Warren Buffett Likes Apple – Should You Take A Bite?

Apple (AAPL) is a blue chip stock that recently reinstated the dividend. Since becoming a dividend payer again in 2012 (it was suspended from 1996-2011), they have increased the quarterly dividend by 50% from 38 cents per share to 57 cents.

With a relatively low payout ratio, high returns on invested capital, and an extremely valuable consumer brand, Apple looks undervalued at only 13x 2016 earnings. Warren Buffet’s lieutenants certainty agree as Berkshire Hathaway (BRK-A) invested over a billion dollars in the company this year.

However, in a world where technology trends change drastically quickly, should investors count on Apple to deliver sustainable dividend growth?

Business Analysis

Apple is a global technology company with a rich history of product innovation. In fiscal year 2015, they generated sales of roughly $234 billion dollars. To put some context around this colossal sales number, it is larger than the GDP of many countries.

In general, the technology industry is a difficult industry to invest in for dividend investors due to the speed at which trends can influence competitive positions.

The same factors that have allowed Apple to be extremely successful could just as easily go against the company if a competitor were to come out with a far superior product or if a new innovation were to displace the iPhone entirely.

Besides paying attention to all the usual important financial ratios, dividend investors need to pay attention to the sustainability of the current margin structure, projected key product growth rates, and Apple’s capital allocation.

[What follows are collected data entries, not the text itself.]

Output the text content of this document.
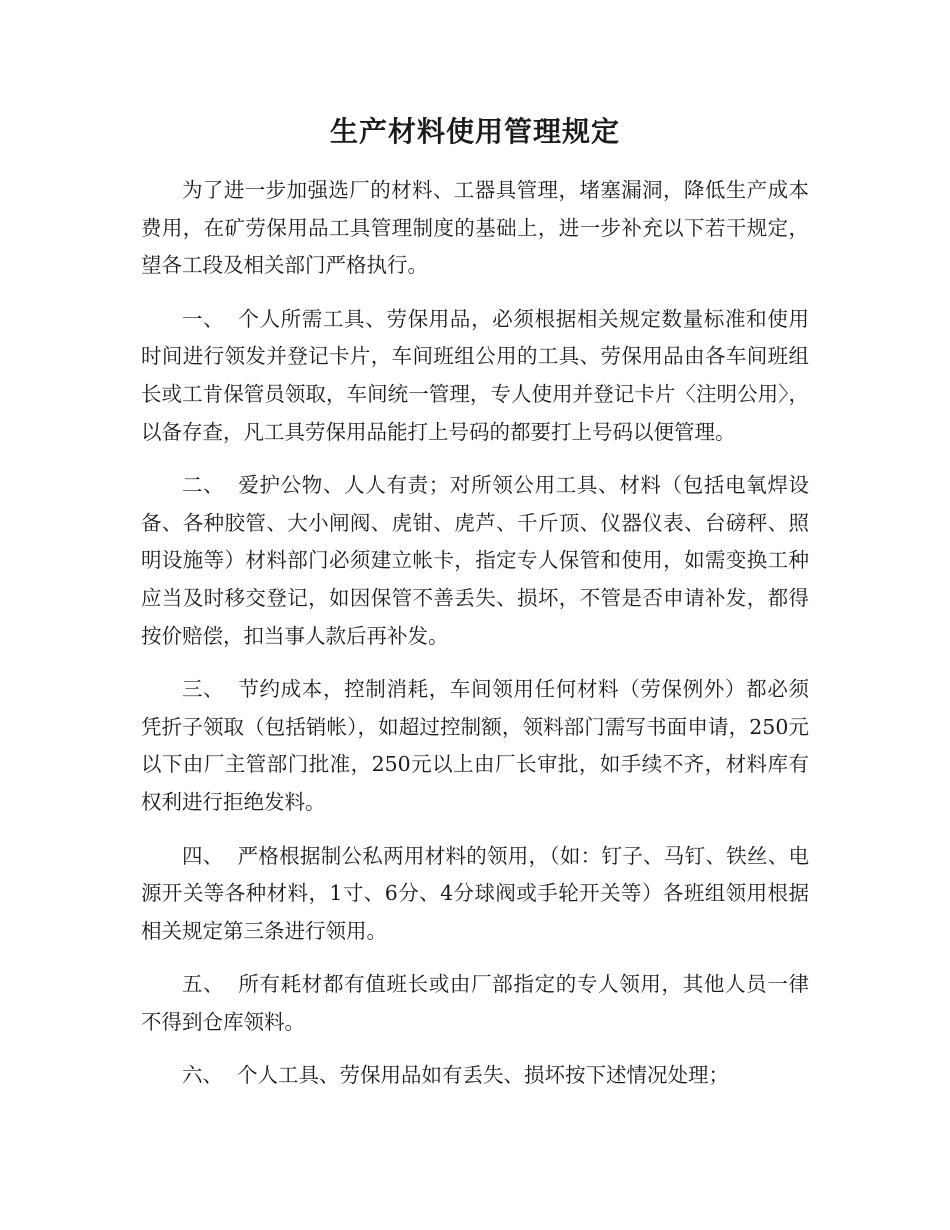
生产材料使用管理规定

为了进一步加强选厂的材料、工器具管理，堵塞漏洞，降低生产成本费用，在矿劳保用品工具管理制度的基础上，进一步补充以下若干规定，望各工段及相关部门严格执行。

一、 个人所需工具、劳保用品，必须根据相关规定数量标准和使用时间进行领发并登记卡片，车间班组公用的工具、劳保用品由各车间班组长或工肯保管员领取，车间统一管理，专人使用并登记卡片〈注明公用〉，以备存查，凡工具劳保用品能打上号码的都要打上号码以便管理。

二、 爱护公物、人人有责；对所领公用工具、材料（包括电氧焊设备、各种胶管、大小闸阀、虎钳、虎芦、千斤顶、仪器仪表、台磅秤、照明设施等）材料部门必须建立帐卡，指定专人保管和使用，如需变换工种应当及时移交登记，如因保管不善丢失、损坏，不管是否申请补发，都得按价赔偿，扣当事人款后再补发。

三、 节约成本，控制消耗，车间领用任何材料（劳保例外）都必须凭折子领取（包括销帐），如超过控制额，领料部门需写书面申请，250元以下由厂主管部门批准，250元以上由厂长审批，如手续不齐，材料库有权利进行拒绝发料。

四、 严格根据制公私两用材料的领用，（如：钉子、马钉、铁丝、电源开关等各种材料，1寸、6分、4分球阀或手轮开关等）各班组领用根据相关规定第三条进行领用。

五、 所有耗材都有值班长或由厂部指定的专人领用，其他人员一律不得到仓库领料。

六、 个人工具、劳保用品如有丢失、损坏按下述情况处理；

Apple operates the business through key product lines including the iPhone (66% of sales), iPad (10%), Mac (11% ), Services (8.5%), and Other Products (4.5%).

Apple generates enviable economics with returns on invested capital significantly above its cost of capital driven by 30%+ operating margins.

Source: Simply Safe Dividends

Margins have significantly increased from around 12% in the pre-iPhone years close to a decade ago. In fiscal year 2006, Apple’s main sources of revenue came from the Mac and iPad. Clearly the economics of the business have changed with the introduction of the iPhone.

Source: Simply Safe Dividends

Some reports put the gross margins on the iPhone 6 at nearly 70%. This is a huge margin and obviously helped drive up the company-wide margins well into the 30% range.

Furthermore, Apple’s margin is well in excess of estimated Android phone manufacturer (HTC, Sony, LG, Samsung, etc) margins of flat to 10%.

The only reason Apple can generate such a superior economic profile relative to peers has to be  due to brand power, capturing the full economics of the phone (software and hardware), better terms from suppliers, or a superior product. In fact, it is likely that they benefit from all of these factors.

Given the current business mix and way the business has evolved over the past decade, the sustainability of iPhone margins are the key to maintaining the robust operating profile.

Clearly this could change if Apple develops a breakthrough new product or service. After all, few predicted back in the early-to-mid-2000s that smartphone adoption would take off like it did and that Apple would be the one to capture the majority of the value from the market.

Assuming that the business mix remains the same, the key to the sustainability of the current operating profile and future dividend increases is maintaining the iPhone economics.